We had a signup flow that seemed much simpler and more professional… but fewer people got through it and those who got through it didn’t invite their friends to join our site. Surely asking people to share their answers on Facebook would be good, right? Turns out no: very few moms actually shared their activity, while many others were scared off by the thought of us making content too public (this only applied for some content types). Okay, you say, that’s all fair and well, but how about just making a change and seeing how it affects overall metrics for the product? There is a case where this is a good approach, and I’ll walk through it in the “When” section.
But most of the time, it’s the wrong way to go. To work, serial “testing” requires three things: the rest of the world staying steady, large changes, and a close eye on metrics. Let’s say you’re looking at how a new homepage design affects activity, and all of a sudden your sending email IP is blacklisted by Yahoo. Your numbers will almost certainly go down, regardless of the effectiveness of your new homepage. New signup flow, and all of a sudden you get a surge of search traffic that broadens your audience but decreases the quality? Same type of issue. Major site downtime or technical issues can have the same impact.
If you have a huge increase or decrease, and you know that the outside world is more or less the same over the test period, and you measure different cohorts properly, and of course you only measure one things at a time… serial testing can work. If you really think those can happen consistently, you’re a lot more optimistic than I am. WHAT There are two reasons to A/B test something: 1) You have a product enhancement that might improve your metrics at a level material to your business, and want to try it. 2) You have a radically revamped piece of your product, and want to verify that it’s at least as effective as the current version.

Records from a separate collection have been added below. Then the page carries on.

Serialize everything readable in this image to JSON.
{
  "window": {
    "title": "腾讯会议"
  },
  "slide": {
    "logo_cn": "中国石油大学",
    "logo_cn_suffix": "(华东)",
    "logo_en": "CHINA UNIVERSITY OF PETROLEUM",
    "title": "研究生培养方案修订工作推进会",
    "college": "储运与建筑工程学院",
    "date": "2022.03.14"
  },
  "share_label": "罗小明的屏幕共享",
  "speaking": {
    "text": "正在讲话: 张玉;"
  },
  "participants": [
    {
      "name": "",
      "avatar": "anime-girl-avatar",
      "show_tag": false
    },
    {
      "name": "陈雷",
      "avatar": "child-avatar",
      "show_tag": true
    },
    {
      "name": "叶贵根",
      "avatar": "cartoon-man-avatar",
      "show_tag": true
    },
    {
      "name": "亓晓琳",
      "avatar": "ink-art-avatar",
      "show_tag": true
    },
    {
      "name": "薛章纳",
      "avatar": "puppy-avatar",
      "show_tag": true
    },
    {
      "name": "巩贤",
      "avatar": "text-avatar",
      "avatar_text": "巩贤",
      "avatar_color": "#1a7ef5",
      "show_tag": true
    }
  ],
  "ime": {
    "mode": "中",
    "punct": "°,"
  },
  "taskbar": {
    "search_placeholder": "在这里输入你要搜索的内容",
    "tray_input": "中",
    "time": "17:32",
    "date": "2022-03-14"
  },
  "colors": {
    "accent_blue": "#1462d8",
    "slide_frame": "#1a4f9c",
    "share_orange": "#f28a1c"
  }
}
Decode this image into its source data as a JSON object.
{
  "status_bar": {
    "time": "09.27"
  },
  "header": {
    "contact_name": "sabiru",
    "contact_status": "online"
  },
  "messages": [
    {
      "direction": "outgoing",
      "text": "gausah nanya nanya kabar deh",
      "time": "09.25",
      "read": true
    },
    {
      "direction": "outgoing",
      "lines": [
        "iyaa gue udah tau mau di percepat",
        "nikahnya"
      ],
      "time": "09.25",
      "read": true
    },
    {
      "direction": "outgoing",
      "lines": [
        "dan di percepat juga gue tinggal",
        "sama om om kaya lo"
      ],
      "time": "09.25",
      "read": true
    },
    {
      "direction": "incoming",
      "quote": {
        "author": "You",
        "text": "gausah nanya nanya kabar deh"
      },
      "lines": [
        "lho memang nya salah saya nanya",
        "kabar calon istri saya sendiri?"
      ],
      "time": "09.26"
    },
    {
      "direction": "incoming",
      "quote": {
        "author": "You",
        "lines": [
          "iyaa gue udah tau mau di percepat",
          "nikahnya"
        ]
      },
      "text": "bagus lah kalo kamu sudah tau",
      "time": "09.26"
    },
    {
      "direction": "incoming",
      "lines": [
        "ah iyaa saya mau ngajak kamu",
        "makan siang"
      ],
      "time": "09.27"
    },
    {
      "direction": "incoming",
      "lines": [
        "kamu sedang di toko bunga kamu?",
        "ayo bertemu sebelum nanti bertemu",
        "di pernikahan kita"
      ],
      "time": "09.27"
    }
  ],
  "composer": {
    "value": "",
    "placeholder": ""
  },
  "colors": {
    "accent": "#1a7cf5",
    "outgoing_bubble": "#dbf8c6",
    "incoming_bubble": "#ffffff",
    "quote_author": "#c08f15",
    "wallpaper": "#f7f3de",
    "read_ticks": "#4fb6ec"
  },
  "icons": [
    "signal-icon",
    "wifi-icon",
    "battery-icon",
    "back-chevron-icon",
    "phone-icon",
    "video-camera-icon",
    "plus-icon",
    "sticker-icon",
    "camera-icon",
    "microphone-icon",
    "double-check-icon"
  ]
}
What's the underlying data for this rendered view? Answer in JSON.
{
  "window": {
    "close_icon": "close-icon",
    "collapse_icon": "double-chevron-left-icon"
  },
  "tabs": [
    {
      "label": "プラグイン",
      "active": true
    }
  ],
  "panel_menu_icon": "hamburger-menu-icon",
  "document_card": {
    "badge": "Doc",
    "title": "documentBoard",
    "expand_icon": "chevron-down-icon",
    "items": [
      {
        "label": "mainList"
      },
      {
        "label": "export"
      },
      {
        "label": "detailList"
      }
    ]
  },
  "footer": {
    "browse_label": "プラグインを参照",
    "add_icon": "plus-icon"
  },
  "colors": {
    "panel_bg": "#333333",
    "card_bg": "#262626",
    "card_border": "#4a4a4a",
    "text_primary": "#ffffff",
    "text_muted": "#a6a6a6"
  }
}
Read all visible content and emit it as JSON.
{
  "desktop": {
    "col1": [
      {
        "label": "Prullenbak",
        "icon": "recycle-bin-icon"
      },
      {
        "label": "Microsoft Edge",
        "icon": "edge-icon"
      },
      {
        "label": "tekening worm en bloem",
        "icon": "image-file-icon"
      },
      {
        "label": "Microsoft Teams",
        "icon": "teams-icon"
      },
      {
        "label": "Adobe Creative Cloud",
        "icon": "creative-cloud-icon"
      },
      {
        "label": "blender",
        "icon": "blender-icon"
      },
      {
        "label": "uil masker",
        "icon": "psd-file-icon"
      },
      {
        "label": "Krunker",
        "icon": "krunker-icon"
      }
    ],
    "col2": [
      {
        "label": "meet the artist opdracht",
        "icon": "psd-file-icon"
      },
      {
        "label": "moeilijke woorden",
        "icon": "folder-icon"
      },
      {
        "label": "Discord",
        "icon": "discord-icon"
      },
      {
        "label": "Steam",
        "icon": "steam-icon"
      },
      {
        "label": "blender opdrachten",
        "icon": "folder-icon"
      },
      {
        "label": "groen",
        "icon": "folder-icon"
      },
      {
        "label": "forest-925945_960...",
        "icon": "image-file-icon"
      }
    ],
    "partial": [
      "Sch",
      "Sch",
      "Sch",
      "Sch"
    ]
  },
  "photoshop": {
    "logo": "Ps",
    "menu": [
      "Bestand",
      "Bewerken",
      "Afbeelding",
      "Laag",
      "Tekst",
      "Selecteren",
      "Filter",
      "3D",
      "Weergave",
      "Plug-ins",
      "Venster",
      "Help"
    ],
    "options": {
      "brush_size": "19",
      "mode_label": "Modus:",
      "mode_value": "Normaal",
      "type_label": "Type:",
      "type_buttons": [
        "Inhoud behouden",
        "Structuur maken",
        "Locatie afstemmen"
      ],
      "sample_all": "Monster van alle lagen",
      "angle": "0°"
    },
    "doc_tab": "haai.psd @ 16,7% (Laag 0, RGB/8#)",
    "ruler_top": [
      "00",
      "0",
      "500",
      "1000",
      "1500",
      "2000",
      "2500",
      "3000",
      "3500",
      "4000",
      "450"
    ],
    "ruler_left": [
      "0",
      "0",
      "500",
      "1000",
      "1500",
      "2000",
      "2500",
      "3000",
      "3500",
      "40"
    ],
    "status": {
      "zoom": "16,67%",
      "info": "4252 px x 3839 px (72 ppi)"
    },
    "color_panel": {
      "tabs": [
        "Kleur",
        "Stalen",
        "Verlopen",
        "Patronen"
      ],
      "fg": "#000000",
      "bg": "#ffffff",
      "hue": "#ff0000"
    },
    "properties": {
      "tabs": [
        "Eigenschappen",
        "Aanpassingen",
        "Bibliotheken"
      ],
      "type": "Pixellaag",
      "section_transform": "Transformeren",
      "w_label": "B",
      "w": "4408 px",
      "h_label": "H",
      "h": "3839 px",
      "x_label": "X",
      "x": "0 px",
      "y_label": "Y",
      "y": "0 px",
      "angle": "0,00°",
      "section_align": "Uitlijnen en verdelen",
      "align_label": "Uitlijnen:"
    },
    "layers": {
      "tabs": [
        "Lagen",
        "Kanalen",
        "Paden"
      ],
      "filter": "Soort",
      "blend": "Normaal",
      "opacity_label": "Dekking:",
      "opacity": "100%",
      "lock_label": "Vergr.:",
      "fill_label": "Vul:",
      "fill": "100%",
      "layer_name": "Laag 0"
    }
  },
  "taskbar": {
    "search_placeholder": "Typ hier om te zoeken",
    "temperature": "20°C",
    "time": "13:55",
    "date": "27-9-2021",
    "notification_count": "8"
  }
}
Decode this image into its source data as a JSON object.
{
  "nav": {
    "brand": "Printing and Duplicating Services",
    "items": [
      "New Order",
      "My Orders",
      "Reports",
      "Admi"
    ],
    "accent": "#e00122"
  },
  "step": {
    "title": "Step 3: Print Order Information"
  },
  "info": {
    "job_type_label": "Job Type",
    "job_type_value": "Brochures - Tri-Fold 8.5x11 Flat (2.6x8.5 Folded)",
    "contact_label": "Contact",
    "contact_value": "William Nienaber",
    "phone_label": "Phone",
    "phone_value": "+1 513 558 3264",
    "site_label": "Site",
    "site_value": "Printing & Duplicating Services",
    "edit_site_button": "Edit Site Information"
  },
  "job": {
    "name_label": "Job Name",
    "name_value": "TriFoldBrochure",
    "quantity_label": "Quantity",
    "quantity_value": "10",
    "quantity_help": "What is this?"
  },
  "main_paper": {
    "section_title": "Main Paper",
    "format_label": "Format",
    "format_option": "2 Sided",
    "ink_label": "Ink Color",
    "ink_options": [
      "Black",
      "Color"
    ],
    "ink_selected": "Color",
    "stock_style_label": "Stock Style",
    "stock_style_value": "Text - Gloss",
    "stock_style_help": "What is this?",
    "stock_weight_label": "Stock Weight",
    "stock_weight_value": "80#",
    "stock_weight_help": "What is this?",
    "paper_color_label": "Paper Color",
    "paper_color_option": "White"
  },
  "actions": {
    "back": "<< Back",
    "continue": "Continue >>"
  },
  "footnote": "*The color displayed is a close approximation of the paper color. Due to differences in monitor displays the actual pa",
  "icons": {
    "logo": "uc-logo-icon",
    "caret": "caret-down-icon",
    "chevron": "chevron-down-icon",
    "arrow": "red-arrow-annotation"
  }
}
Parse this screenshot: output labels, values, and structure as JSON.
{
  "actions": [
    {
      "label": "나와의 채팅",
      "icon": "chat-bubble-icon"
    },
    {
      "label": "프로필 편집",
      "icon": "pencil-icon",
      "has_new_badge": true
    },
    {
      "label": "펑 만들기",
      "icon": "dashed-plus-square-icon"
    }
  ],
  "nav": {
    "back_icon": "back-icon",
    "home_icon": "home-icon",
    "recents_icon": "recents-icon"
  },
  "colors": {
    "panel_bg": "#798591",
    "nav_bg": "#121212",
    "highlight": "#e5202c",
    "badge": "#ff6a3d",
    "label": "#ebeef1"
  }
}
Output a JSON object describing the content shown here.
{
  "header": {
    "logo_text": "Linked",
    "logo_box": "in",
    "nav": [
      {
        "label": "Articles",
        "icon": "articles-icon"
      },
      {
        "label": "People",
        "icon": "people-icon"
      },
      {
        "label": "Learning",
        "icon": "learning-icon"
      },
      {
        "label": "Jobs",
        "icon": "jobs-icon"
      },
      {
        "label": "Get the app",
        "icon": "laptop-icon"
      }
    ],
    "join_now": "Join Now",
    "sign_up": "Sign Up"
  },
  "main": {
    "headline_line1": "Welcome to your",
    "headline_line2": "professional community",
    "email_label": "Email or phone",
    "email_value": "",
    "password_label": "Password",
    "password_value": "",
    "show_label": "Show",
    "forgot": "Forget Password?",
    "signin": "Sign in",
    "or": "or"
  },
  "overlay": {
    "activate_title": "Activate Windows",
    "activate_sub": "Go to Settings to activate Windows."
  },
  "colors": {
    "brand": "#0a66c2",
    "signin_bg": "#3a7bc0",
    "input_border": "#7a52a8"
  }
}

Generally, #1 is about iteration and optimization, while #2 is about design and vision. The thought processes for the two are very different. Optimization is only useful on products close enough to “good” to be optimized. Overused but apropos cliche: A/B testing something that’s badly broken is akin to rearranging the deck chairs on the Titanic. Here are a couple of cases where you may or may not want to use optimization: Viral signup flows. If your current signup flow features 1000 signups inviting 3000 people, 900 of whom register for your product, you’re very close to being viral (K=0.9).
その二つの思考過程は大きく異なっている。最適化は、ただ最適に活用されることのみを追求することにのみ、有益なだけである。適切さを欠き、乱用されればどうなるか、ご存知の通りである: A/Bテストが何かひどく壊れたものであるならば、それはタイタニックのデッキチェアーを手直しするのに類似している。最適化を使いたい、使いたくないに関わらず、ここに2,3のケースがある: ウィルス性サインアップ・フロー。もしあなたの現在のサインアップ・フローが、1000のサインアップを呼び物とし、3000人の人々を勧誘し、その内900人の人があなたの商品のため登録するなら、あなたはかなりviral (K=0.9)に近づく。
A/B testing would be a good use of time. If your current flow features 1000 signups inviting 600 people, 80 of whom join (K=0.08), then you aren’t in the ballpark: optimizing button text is likely a waste of time. Go bigger. Email content. Subject lines and link text can have a huge impact on email clickthrough rates. One typical example: an email with the subject “5 Embarrassing Kid Moments” gets 2.5 times as many clicks as one with the subject “The Craziest Thing My Child Has Done.” But again, being close to “good” is key: if that 2.5x is the difference between 50 clicks a week and 125 clicks a week, does it matter? If it doesn’t matter (and good estimation is key), no point spending time A/B testing it.